Camilla was upstairs in her bedroom getting ready. She had on her favourite black dress from Alice Temperley, her mother’s pearl necklace, and black pumps from French Sole, deciding heels were not a good idea if she was going to be rushing to and from the kitchen all night.
Ca
lypso materialized in the doorway. She was wearing the shortest of T-shirt dresses, with a thick, low slung belt around her slender waist. Her legs were bare, apart from a silver ankle chain and patent stilettos that were easily six inches high. Her streaky blonde hair was pulled back in a high, unforgiving ponytail which only served to highlight her cheekbones and kohl-rimmed eyes. Huge silver earrings in the shape of anchors hung from each ear.
Calypso gave her sister a cursory once-over.
‘You wearing that?’
‘Yes, why?’ said Camilla defensively. ‘What’s wrong with it?’
‘Oh, nothing, it’s just like, a bit . . . blah,’ replied Calypso, turning to walk down the hall. ‘I’m fixing a Screwdriver, d’ya want one?’
Camilla declined. Knowing the strength of her sister’s cocktails, she didn’t want to be on her back before the main course. She turned to the mirror. OK, she might not look as cool as Calypso, but convenience outweighed style tonight. ‘Blah it’s going to have to be,’ thought Camilla, and tugged her dress down a bit before heading downstairs.
The first guest to arrive, at 7.21 p.m., was Caro, clutching a bottle of Pinot Grigio. Camilla helped her out of her coat. Caro was wearing a black skirt that looked slightly too tight, and a purple see-through blouse with a built-in camisole underneath it. She also had a bright red lipstick on that didn’t suit her, so that, unfortunately, she resembled a tacky barmaid, rather than the glamorous model from the pages of Tatler that she had been hoping to imitate. She also had a smear of something white across her right boob, which looked specifically baby-orientated.
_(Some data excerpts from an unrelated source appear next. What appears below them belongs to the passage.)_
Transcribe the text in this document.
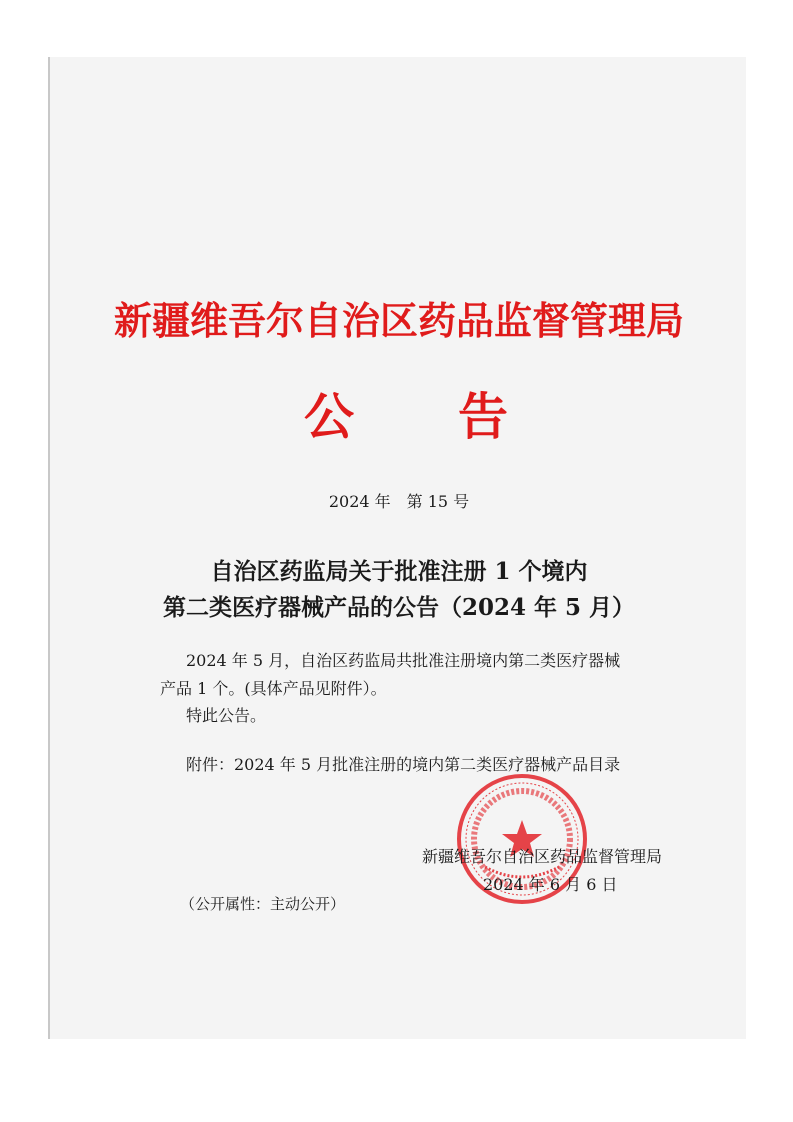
新疆维吾尔自治区药品监督管理局
公 告
2024 年　第 15 号
自治区药监局关于批准注册 1 个境内
第二类医疗器械产品的公告（2024 年 5 月）
2024 年 5 月，自治区药监局共批准注册境内第二类医疗器械
产品 1 个。(具体产品见附件）。
特此公告。
附件：2024 年 5 月批准注册的境内第二类医疗器械产品目录
新疆维吾尔自治区药品监督管理局
2024 年 6 月 6 日
（公开属性：主动公开）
‘You look lovely, Caro,’ said Camilla dutifully. ‘There’s some kind of a stain on your top, though.’
Caro looked down. ‘Bugger! I thought I’d wiped all Milo’s sick off me. Bills, can I borrow a cloth?’
Calypso, coming out of the kitchen with her second super-sized Screwdriver, heard the tail-end of the conversation and looked horrified. ‘Urgh, gross!’ she said, and whisked past them into the living room. By the time Camilla had got Caro settled in there with a drink, the doorbell rang again.